The Master said, “I am not generous in my position, I am disrespectful for the sake of ceremony, and I am not sorry for my loss. Why should I look upon it?” “The Analects of Confucius” : eight yi
A hundred blog series. This is: the v14. Xx HongMeng kernel source code analysis (memory assembly) | who is the foundation of virtual memory implementation
Memory management:
- V11. Xx HongMeng kernel source code analysis (memory allocation) | what memory allocation
- V12. Xx HongMeng kernel source code analysis (memory management) | what is virtual memory panorama
- V14. Xx HongMeng kernel source code analysis (memory assembly) | who is the foundation of virtual memory implementation
- V15. Xx HongMeng kernel source code analysis (memory mapping) | virtual memory deficiency in where
- V16. Xx HongMeng kernel source code analysis rules (memory) | what memory management in the tube
- V17. Xx HongMeng kernel source code analysis (physical memory) | how to manage physical memory
Arm-cp15 coprocessor
The ARM processor uses registers in coprocessor 15(CP15) to control cache, TCM, and memory management. CP15 registers can be accessed only by MRC and MCR commands. CP15 registers contain 16 32-bit registers numbered from 0 to 15. This paper focuses on three registers C7, C2 and C13.

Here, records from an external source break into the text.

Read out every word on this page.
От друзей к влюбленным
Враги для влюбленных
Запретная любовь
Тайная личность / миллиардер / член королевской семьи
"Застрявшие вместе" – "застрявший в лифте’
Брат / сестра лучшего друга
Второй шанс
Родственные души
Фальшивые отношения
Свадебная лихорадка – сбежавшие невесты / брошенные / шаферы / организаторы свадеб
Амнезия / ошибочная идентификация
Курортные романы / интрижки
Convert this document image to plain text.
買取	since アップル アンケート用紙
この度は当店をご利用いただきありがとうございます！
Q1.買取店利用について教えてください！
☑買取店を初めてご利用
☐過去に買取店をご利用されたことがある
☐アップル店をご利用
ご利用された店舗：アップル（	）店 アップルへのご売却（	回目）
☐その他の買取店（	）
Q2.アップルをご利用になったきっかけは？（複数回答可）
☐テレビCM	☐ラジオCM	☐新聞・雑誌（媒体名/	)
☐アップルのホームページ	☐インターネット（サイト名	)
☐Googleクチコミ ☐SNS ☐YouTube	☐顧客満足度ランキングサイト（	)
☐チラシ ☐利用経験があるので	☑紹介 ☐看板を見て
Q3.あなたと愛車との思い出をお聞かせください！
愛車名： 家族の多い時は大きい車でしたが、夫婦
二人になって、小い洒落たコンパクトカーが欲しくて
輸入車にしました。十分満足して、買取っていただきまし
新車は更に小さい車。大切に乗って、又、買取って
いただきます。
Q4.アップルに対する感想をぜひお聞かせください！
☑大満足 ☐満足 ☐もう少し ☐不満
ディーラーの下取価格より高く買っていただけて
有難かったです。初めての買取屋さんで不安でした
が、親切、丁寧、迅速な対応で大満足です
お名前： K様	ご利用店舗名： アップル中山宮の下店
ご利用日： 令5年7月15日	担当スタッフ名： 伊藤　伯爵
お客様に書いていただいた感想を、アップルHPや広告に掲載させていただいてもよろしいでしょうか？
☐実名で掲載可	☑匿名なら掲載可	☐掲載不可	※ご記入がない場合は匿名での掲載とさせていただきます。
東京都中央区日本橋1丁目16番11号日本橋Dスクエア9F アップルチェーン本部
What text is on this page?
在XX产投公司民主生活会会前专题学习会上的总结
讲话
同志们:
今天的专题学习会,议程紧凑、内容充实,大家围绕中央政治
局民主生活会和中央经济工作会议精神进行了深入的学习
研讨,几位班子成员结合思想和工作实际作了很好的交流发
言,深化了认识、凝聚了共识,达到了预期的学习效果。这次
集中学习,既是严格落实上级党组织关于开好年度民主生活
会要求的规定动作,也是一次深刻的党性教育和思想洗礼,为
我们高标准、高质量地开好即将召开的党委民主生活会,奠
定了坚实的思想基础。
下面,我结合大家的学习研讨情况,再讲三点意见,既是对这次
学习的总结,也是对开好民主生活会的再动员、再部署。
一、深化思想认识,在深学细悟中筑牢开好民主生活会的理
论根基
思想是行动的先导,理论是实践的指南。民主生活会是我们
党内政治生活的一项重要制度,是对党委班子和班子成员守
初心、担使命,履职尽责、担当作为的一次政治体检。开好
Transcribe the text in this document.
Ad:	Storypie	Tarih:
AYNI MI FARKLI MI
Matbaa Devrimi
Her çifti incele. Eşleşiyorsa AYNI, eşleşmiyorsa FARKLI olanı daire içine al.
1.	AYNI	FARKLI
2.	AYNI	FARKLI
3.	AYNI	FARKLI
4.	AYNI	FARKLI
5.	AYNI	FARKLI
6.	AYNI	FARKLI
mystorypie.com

Start by disassembling a piece of assembly code
Look at section assembly, read the kernel source code will not point assembly is not, but do not fear, not so scary, from shallow to deep, the kernel is actually quite fun. See arm.H. It’s full of these things.
#define DSB __asm__ volatile("dsb": : :"memory")
#define ISB __asm__ volatile("isb": : :"memory")
#define DMB __asm__ volatile("dmb": : :"memory")
STATIC INLINE VOID OsArmWriteBpiallis(UINT32 val)
{
__asm__ volatile("MCR p15, 0, %0, c7, c1, 6": :"r"(val));
__asm__ volatile("isb": : :"memory");
}
Copy the code
Write the ARM register R0 to register 7 in CP15, and pass the value in.
For example, OsArmWriteBpiallis(0) does four actions
1. Write 0 to R0 register ::”r”(val) means to declare to the compiler that the R0 register will be changed. In fact, compilers are very powerful, and not just a tool for compiling code, as is commonly thought.
2. Volatile also tells the compiler not to optimize the code, generating the target instruction as it is.
3.” ISB “::: “memory” still tells the compiler that the contents of memory may have changed, and that it needs to invalidate all caches and access the actual contents, not the Cache!
4. Write the value of R0 to C7, which is the register of CP15 coprocessor. What is the C7 register responsible for? Refer to the table below.
What registers does CP15 have
Turn off caching and write caching controls! Other parts of the register will be covered below, to get a general idea.
Where does the MMU obtain page table information? The answer is: TTB
TTB register (Translation table Base)
According to the above table, TTB register is the C2 register of CP15 coprocessor, which stores the base address of the page table, that is, the base address of the first-level mapping descriptor table. The following read functions are provided around TTB. To put it simply, the kernel constantly changes and reads the register value from the outside, while THE MMU will only read the register value directly through the hardware, so that the MMU can obtain a different page table for process virtual address and physical address conversion. Remember? The page table for each process is independent!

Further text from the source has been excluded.